1951 Maureen la capitana – Un gran Bluebell balletto

Dal Programma di sala GRAN BALDORIA 1951:

  • Un gran Bluebell balletto
    Autore: Maureen (la capitana)

 

 

Un gran Bluebell balletto

Vi presento, signori spettatori, il Balletto numero 2 di Miss Bluebell, che ho l'onore di capitanare. Vi chiedete del perché del numero d'ordine, vi preoccupate che ve ne sia uno migliore? Chiedo scusa, signori, vi sbagliate. Ci sono quattro balletti Bluebell, in questo momento, in Europa, ed ognuno è contrassegnato da un numero, senza che tuttavia questo numero abbia una indicazione di qualità. Il numero uno si trova fisso al "Lido" di Parigi ed alla Televisione Francese; il numero tre si appresta a venire in Italia, anch'esso in uno Spettacolo Errepi; il numero quattro è in giro per l'Europa. E questo numero due che si trova ora sotto i vostri occhi è partito alla volta dell'Italia, non senza provvedersi di un vocabolario italiano. Infatti, siamo tutte inglesi; e se io o qualcuna delle mie compagne, già "veterane" del vostro Paese, riusciamo ad esprimerci abbastanza chiaramente, la maggior parte deve fare, per ora, l'imitazione di Johnny Belinda, quando si va al ristorante. La caratteristica del Balletto è che, pur osservando un minimo di statura di m. 1,70 siamo tutte differenti una dall'altra. Miss Bluebell desidera che il suo balletto sia un campionario di tipi, e credo che ogni spettatore possa ammirare il tipo di donna che gradisce. Siamo brune, castane, rosse, bionde; abbiamo i capelli lunghi e i capelli corti; occhi verdi, occhi grigi, occhi azzurri. Ognuna di noi ha frequentato a lungo la scuola di ballo, e siamo in condizioni di esibirci nel "classico" come nel "moderno" e nel "carattere". Insomma, modestia a parte, crediamo di avere i requisiti per piacervi e per meritare il vostro applauso. Grazie, amici italiani, delle vostre cortesi accoglienze; e perdonateci se nel cantare la nostra pronuncia italiana nn vi parrà perfetta. Ma non è facile sapete?

MAUREEN la capitana

Miss Bluebell

C'era una volta un balletto arcifamoso: il Balletto Jackson. La bellezza e la bravura delle componenti di quel balletto eliminavano ogni possibilità di concorrenza. Le Jackson's Girls giravano il mondo in lungo e in largo, ottenevano vasto valor di consensi. Ma, accadde un giorno, che il signor Jackson, stanco di scendere da un treno per salire su un altro, decidesse di ritirarsi in una sua casina nei boschi della Baviera: lì accanto scorreva un torrente dove saltavano, con argentei riflessi, magnifiche trote. Chiamò, dunque, la capitana del balletto, e le annunciò la sua decisione. Alla bionda capitana vennero le lacrime agli occhi.  Tutto finito? Tutto cominciava.

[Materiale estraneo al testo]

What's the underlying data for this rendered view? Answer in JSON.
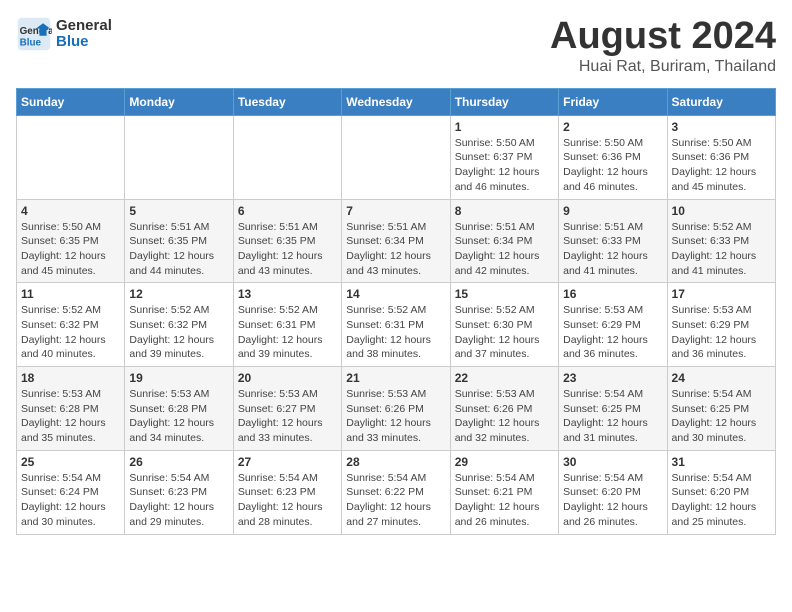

Derval, il "patron" delle Folies Bergères non poteva permettere che il balletto Jackson andasse ai quattro venti. Lo affisò alla capitana bionda, la pregò di dargli il suo nome. Fu così che, una mattina, sull'affisso delle Foliès Bergeres si lesse per la prima volta: "Bluebell's Girls". E questa è la storia di Miss Bluebell e del suo balletto, ormai famoso in Europa quanto lo fu in passato il balletto di Jackson, pescatore di trote.